In the third passage, the man is held in the woman's arms and is afraid of losing her. He was caught up in a vivid dream in which he finds himself on a raging sea with black waves crushing everything in sight and sees black bodies that were intertwined on the ocean. Clearly this is one of the recurring nightmares reflecting our fear of being used, or left by himself after intense sexual encounters. The black bodies on the beach are abandoned and lonely and black is in reference to emptiness and losing ones way. He wants the relationship to be one in which emotions are authentic and lasting but is afraid that the woman would see it only as a casual affair and disregards his feelings for her.

Both the woman and man experience the need for emotion. The human race as a whole have these needs and some individuals express them to an extreme in which a response is needed immediately.
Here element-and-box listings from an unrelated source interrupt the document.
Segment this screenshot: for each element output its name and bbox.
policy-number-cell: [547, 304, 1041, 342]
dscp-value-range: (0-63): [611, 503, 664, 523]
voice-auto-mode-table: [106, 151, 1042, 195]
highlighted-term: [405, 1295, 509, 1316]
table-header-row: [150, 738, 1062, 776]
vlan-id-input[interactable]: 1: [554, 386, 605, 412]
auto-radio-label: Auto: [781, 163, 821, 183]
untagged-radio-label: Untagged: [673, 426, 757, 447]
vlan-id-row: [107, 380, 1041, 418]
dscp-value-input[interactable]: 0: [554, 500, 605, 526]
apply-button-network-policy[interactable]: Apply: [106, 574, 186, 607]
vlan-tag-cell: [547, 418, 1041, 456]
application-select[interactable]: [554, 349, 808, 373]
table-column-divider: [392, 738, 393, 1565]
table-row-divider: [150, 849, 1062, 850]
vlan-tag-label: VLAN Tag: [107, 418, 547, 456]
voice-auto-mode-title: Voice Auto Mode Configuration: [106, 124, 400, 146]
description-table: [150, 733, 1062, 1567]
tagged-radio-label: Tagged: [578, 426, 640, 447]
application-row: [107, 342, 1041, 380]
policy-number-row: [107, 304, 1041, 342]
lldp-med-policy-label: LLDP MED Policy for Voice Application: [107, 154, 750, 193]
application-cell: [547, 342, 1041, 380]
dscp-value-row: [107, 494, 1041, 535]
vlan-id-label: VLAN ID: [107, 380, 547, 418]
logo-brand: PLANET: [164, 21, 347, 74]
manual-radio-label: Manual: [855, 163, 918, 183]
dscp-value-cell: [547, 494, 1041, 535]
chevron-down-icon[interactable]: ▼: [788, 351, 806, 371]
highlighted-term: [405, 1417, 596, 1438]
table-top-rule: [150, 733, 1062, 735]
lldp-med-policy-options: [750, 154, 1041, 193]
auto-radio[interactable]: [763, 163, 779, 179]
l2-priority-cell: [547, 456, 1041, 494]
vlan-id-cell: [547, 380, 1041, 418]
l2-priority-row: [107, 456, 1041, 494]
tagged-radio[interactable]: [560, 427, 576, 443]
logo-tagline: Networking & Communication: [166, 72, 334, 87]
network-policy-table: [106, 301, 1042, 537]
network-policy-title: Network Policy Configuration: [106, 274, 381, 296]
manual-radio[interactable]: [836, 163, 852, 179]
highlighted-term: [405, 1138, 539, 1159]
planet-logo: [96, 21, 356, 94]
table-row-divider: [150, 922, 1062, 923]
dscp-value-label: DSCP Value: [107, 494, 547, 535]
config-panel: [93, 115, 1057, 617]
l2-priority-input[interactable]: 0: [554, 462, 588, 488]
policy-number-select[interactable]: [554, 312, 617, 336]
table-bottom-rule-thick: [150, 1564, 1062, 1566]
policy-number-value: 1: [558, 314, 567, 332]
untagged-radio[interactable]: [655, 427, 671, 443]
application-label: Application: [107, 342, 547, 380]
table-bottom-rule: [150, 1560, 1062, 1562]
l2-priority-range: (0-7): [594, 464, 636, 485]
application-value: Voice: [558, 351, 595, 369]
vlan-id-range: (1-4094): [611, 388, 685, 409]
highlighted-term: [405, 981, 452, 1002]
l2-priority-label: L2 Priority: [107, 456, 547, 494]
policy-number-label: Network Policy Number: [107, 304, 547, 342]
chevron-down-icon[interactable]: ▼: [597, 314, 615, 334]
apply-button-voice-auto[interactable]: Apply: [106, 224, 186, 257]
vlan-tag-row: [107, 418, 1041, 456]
In my opinion, these two passages are the most important out of the five chapters that were read and typical of all the other passages. The expressions of human instinct are given to both genders. Men as well a women are seen as extremely similar in that they are all driven by their instinctual needs for love and affection. To be treated with respect and to not become neglected are desires around which human societies are structured, and it is little wonder that Gao Xingjian's work titled "Soul Mountain" is replete with stories of lost souls restless in their search for love, care and peace. The work seems to suggest that getting in touch with one's neglected and forgotten self is the only way to feel like a whole human being.